Après treize ans d'emprisonnement, dont neuf en isolement total, et sans avoir fait l'objet d'aucune procédure judiciaire, il fut libéré avec l'obligation de résider à l'archevêché de Hanoi, et sans pouvoir exercer son ministère pastoral. Après 1991, il poursuit sa vie en exil, loin du Vietnam mais pas de son Église, dont il continue à être proche en soutenant les activités sociales et caritatives, en particulier les léproseries du pays, par la réparation et la construction d'églises, toujours avec une grande attention aux prêtres, aux communautés religieuses, à la formation des séminaristes, des catéchistes et des laïcs, et en continuant toujours à prêcher le pardon et la réconciliation.
Un exemple à suivre pour tous les chrétiens
Le cardinal Van Thuan a éprouvé jusque dans sa chair les mêmes besoins et difficultés que ceux de ses fidèles, dont beaucoup ont souffert le martyre pour leur fidélité à Dieu.
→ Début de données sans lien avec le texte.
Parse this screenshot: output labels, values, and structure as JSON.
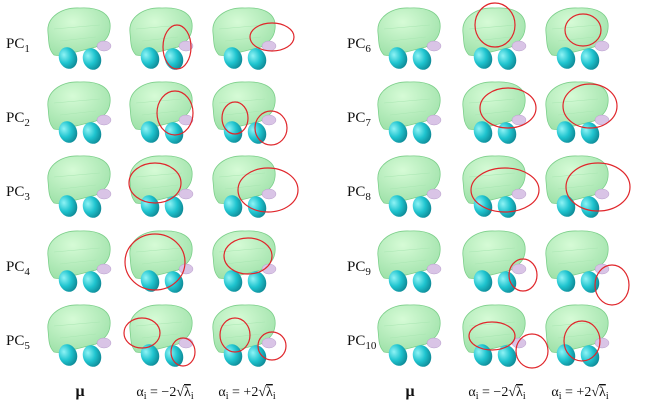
{
  "left_panel": {
    "rows": [
      {
        "label": "PC",
        "sub": "1"
      },
      {
        "label": "PC",
        "sub": "2"
      },
      {
        "label": "PC",
        "sub": "3"
      },
      {
        "label": "PC",
        "sub": "4"
      },
      {
        "label": "PC",
        "sub": "5"
      }
    ],
    "columns": [
      {
        "label": "μ"
      },
      {
        "alpha": "α",
        "alpha_sub": "i",
        "eq": " = −2",
        "root": "√",
        "lambda": "λ",
        "lambda_sub": "i"
      },
      {
        "alpha": "α",
        "alpha_sub": "i",
        "eq": " = +2",
        "root": "√",
        "lambda": "λ",
        "lambda_sub": "i"
      }
    ]
  },
  "right_panel": {
    "rows": [
      {
        "label": "PC",
        "sub": "6"
      },
      {
        "label": "PC",
        "sub": "7"
      },
      {
        "label": "PC",
        "sub": "8"
      },
      {
        "label": "PC",
        "sub": "9"
      },
      {
        "label": "PC",
        "sub": "10"
      }
    ],
    "columns": [
      {
        "label": "μ"
      },
      {
        "alpha": "α",
        "alpha_sub": "i",
        "eq": " = −2",
        "root": "√",
        "lambda": "λ",
        "lambda_sub": "i"
      },
      {
        "alpha": "α",
        "alpha_sub": "i",
        "eq": " = +2",
        "root": "√",
        "lambda": "λ",
        "lambda_sub": "i"
      }
    ]
  }
}
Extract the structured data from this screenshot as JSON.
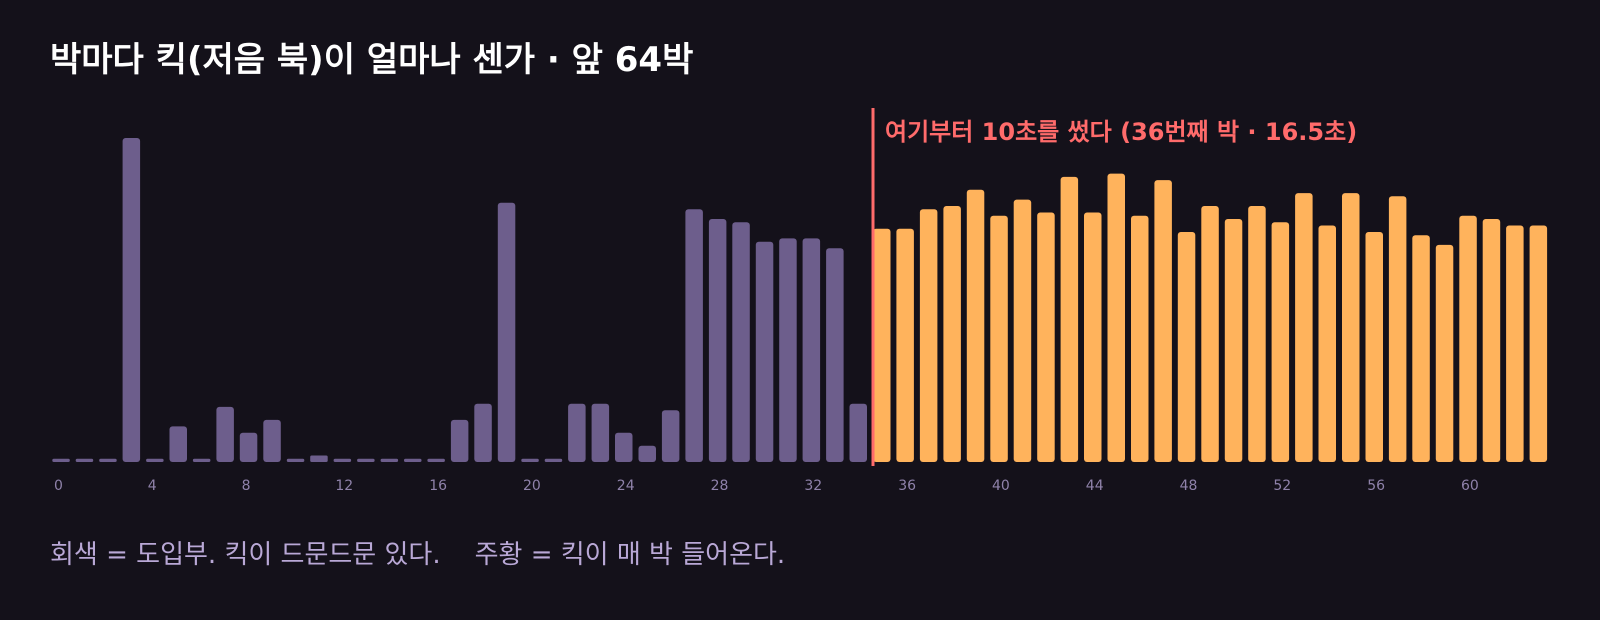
{
  "title": "박마다 킥(저음 북)이 얼마나 센가 · 앞 64박",
  "colors": {
    "background": "#14111a",
    "before": "#6d5e8c",
    "after": "#ffb35c",
    "marker": "#ff6b6b",
    "tick": "#8f82aa",
    "caption": "#b9a8d6"
  },
  "chart_data": {
    "type": "bar",
    "x": [
      0,
      1,
      2,
      3,
      4,
      5,
      6,
      7,
      8,
      9,
      10,
      11,
      12,
      13,
      14,
      15,
      16,
      17,
      18,
      19,
      20,
      21,
      22,
      23,
      24,
      25,
      26,
      27,
      28,
      29,
      30,
      31,
      32,
      33,
      34,
      35,
      36,
      37,
      38,
      39,
      40,
      41,
      42,
      43,
      44,
      45,
      46,
      47,
      48,
      49,
      50,
      51,
      52,
      53,
      54,
      55,
      56,
      57,
      58,
      59,
      60,
      61,
      62,
      63
    ],
    "values": [
      0.01,
      0.01,
      0.01,
      1.0,
      0.01,
      0.11,
      0.01,
      0.17,
      0.09,
      0.13,
      0.01,
      0.02,
      0.01,
      0.01,
      0.01,
      0.01,
      0.01,
      0.13,
      0.18,
      0.8,
      0.01,
      0.01,
      0.18,
      0.18,
      0.09,
      0.05,
      0.16,
      0.78,
      0.75,
      0.74,
      0.68,
      0.69,
      0.69,
      0.66,
      0.18,
      0.72,
      0.72,
      0.78,
      0.79,
      0.84,
      0.76,
      0.81,
      0.77,
      0.88,
      0.77,
      0.89,
      0.76,
      0.87,
      0.71,
      0.79,
      0.75,
      0.79,
      0.74,
      0.83,
      0.73,
      0.83,
      0.71,
      0.82,
      0.7,
      0.67,
      0.76,
      0.75,
      0.73,
      0.73
    ],
    "xticks": [
      0,
      4,
      8,
      12,
      16,
      20,
      24,
      28,
      32,
      36,
      40,
      44,
      48,
      52,
      56,
      60
    ],
    "xlim": [
      0,
      63
    ],
    "ylim": [
      0,
      1
    ],
    "threshold_index": 35,
    "annotation": "여기부터 10초를 썼다 (36번째 박 · 16.5초)",
    "grid": false
  },
  "caption": {
    "before": "회색 = 도입부. 킥이 드문드문 있다.",
    "after": "주황 = 킥이 매 박 들어온다."
  }
}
Jusqu'à la fin, explique Luisa Melo, «sa vie terrestre fut un don total à Dieu, il nous a donc laissé un témoignage de joie, car jusqu'à la fin, il était un homme joyeux». Il a par ailleurs encore beaucoup à dire aux chrétiens d'aujourd'hui, qui sont le groupe religieux le plus persécuté au monde à cause de leur foi. «Il nous laisse à tous, poursuit Luisa Melo, son exemple de vie dans la foi au Christ ressuscité et dans l'amour qu'il avait pour la Vierge. Et puis il nous donne un exemple admirable de liberté, de témoignage du Christ crucifié et ressuscité, et d'espérance, dans laquelle il faut persévérer, même face à tant de violence et de persécution, grâce à une confiance totale dans la volonté de Dieu. Ici, le Cardinal est connu comme l'homme de l'espérance».
Dans l’attente d’un miracle
Il ne manque qu’un miracle pour que la béatification du prélat vietnamien, déclaré vénérable par le Pape François le 4 mai 2017, puisse avoir lieu. «Et c'est ce que nous attendons tous», sourit Luisa Melo qui, en attendant, «met en pratique l'enseignement de l'espérance en ce moment si important pour sa cause». Le dicastère est fortement engagé dans la diffusion de la vie du cardinal Van Thuan, de sa spiritualité et de ses vertus, qui «ont déjà été reconnues par le Saint Père, rappelle Luisa Melo, et l'ont rendu Vénérable. Nous sommes en contact avec des personnes des cinq continents qui prient pour que le Seigneur, par l'intercession du cardinal lui-même, nous accorde un miracle qui conduise à sa béatification». «Ce désir, conclut-elle, nous le confions à Dieu et nous sommes reconnaissants envers toutes les personnes qui prient avec nous».